Stochastic Models for Natural ImagesMay 3, 2002
It is exciting that SIAM has now recognized imaging science as a major area, has canonized it as an official branch of applied mathematics. Looking over the program for the Boston meeting, we see some of the major themes: (a) image enhancement (deblurring, denoising, super-resolution), (b) image compression, (c) 3D scene reconstruction from images, and (d) object recognition. These areas represent a merging of the fields of image processing and computer vision. What is not so apparent is where statistics fits in. One can make the case that imaging science is really a branch of applied Bayesian statistics, an area that we at Brown like to call "pattern theory," following the pioneering work of Ulf Grenander.
Statistics has dominated the field of speech recognition since the 70s, with the early success of hidden Markov models. It began to appear in vision in the mid-80s, with, for example, S. and D. Geman's application of statistical mechanical ideas like the Ising model to image analysis. But only recently have people begun to assemble the massive datasets needed to study the raw statistics of images properly, and to craft stochastic models to fit subtle patterns like the characteristic deformations of shapes and the grammatical assembly of image primitives into whole objects.
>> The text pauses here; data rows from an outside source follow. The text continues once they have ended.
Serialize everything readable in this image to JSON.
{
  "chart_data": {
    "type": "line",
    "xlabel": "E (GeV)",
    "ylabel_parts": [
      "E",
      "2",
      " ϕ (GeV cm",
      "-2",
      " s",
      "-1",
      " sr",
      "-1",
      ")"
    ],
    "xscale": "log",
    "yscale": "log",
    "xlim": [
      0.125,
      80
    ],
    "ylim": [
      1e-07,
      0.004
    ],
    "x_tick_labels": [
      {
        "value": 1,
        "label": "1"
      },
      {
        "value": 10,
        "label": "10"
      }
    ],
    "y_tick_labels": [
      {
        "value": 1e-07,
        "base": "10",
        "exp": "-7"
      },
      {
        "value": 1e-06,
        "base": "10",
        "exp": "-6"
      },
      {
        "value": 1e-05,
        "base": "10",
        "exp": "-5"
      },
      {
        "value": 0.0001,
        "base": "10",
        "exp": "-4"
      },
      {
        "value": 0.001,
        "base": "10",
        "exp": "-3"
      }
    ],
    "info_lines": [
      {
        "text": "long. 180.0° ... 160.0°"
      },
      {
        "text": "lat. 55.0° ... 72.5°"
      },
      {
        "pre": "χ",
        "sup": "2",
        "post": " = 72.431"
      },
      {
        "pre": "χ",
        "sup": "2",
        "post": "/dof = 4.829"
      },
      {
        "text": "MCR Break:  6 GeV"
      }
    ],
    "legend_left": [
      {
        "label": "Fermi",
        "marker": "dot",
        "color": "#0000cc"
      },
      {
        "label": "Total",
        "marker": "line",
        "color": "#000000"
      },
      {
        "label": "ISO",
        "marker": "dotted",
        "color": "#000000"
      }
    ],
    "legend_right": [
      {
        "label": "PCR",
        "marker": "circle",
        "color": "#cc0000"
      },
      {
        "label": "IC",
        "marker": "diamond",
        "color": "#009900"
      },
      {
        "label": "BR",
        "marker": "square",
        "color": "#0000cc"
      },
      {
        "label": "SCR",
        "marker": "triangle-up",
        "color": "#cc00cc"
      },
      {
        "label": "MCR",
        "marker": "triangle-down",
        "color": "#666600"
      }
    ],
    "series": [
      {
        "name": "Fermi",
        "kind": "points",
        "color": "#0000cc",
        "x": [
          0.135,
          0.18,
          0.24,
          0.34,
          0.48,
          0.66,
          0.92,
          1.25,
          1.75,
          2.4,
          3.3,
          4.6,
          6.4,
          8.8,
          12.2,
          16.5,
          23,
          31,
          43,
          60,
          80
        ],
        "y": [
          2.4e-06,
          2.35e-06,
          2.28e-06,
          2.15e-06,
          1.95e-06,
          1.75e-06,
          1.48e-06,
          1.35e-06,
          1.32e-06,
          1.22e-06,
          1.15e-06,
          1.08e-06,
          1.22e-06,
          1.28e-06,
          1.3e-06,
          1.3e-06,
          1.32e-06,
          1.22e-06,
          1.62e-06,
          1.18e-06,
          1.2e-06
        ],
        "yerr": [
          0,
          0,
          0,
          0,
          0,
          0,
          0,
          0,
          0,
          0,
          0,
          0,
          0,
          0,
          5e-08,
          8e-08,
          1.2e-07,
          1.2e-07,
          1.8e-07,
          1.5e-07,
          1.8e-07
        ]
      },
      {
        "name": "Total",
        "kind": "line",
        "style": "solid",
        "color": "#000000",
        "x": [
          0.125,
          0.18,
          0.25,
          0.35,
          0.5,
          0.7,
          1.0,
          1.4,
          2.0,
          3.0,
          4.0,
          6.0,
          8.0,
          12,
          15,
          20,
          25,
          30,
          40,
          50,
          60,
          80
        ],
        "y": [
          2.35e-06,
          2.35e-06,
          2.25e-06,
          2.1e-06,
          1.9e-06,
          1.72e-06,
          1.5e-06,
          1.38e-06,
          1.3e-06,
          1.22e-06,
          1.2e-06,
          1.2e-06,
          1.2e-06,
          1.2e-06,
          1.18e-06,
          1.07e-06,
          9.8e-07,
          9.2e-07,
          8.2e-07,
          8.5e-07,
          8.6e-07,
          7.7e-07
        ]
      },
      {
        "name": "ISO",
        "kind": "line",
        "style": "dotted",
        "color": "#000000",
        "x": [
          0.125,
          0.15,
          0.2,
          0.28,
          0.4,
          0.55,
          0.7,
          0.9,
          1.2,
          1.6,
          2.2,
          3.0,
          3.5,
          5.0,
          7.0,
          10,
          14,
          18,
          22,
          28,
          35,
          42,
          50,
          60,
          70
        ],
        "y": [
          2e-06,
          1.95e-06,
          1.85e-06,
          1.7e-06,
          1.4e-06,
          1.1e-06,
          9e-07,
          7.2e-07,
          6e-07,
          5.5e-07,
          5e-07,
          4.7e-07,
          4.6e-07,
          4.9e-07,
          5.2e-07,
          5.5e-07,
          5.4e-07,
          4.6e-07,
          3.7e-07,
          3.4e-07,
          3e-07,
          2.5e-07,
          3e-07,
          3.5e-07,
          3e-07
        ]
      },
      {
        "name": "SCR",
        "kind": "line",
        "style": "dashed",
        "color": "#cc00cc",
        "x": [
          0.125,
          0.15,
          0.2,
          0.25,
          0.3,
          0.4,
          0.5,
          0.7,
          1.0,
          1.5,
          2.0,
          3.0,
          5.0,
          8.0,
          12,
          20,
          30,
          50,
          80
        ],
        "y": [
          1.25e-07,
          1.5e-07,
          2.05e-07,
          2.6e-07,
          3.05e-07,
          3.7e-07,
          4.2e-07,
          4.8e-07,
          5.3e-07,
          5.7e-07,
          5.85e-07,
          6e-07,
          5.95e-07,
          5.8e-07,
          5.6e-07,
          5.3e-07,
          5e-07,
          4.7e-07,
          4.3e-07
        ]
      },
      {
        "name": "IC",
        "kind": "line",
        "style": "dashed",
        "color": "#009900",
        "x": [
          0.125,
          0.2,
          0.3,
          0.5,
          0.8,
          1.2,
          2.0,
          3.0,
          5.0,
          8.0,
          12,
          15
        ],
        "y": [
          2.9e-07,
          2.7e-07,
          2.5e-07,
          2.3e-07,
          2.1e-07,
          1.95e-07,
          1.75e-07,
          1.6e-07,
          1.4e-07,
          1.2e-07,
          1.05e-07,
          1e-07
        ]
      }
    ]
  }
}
The first part of my talk described some of the complexities of raw image statistics, including (a) the high-kurtosis, non-Gaussian nature of image filter responses, (b) the scaling self-similarity of image statistics, and (c) the characteristic local geometric structures (edges, bars, and blobs) of images. The scaling self-similarity of the probability measure defining the class of natural images has a remarkable consequence: In the continuous limit, images cannot be modeled as functions at all, but must be taken as generalized functions---distributions in the sense of Schwartz. This is so because there is no self-similar stationary probability measure on the space of locally integrable functions (even mod constants). This theorem reflects a nasty fact about the world: It is cluttered. The high kurtosis, on the other hand, reflects another basic fact: The world is made up of discrete objects, generating signals with discontinuities. Finally, the stereotyped local structure is an idea that goes back to Julesz's "textons" and Marr's "primal sketch." But only now can we begin to quantify this intuition. Work of Ann Lee, which begins to carry out this quantification, was also described in my talk.
The second part of the talk dealt with one approach to constructing stochastic models of "shape," based on fluid mechanics. In the 60s, Arnold discovered that the solutions of Euler's equation for incompressible ideal fluids can be interpreted as geodesics on the infinite-dimensional group of volume-preserving diffeomorphisms. Grenander and Miller proposed the use of modified Riemannian metrics on the full group of diffeomorphisms to model the deformations encountered in anatomy, e.g., in MRI images. Their metric gives rise to flows that solve a regularized form of the Euler equation for compressible fluids. This approach connects with work of Kendall and Bookstein on the statistical theory of shape, but gives it a better mathematical foundation.
David Mumford is a professor of applied mathematics at Brown University.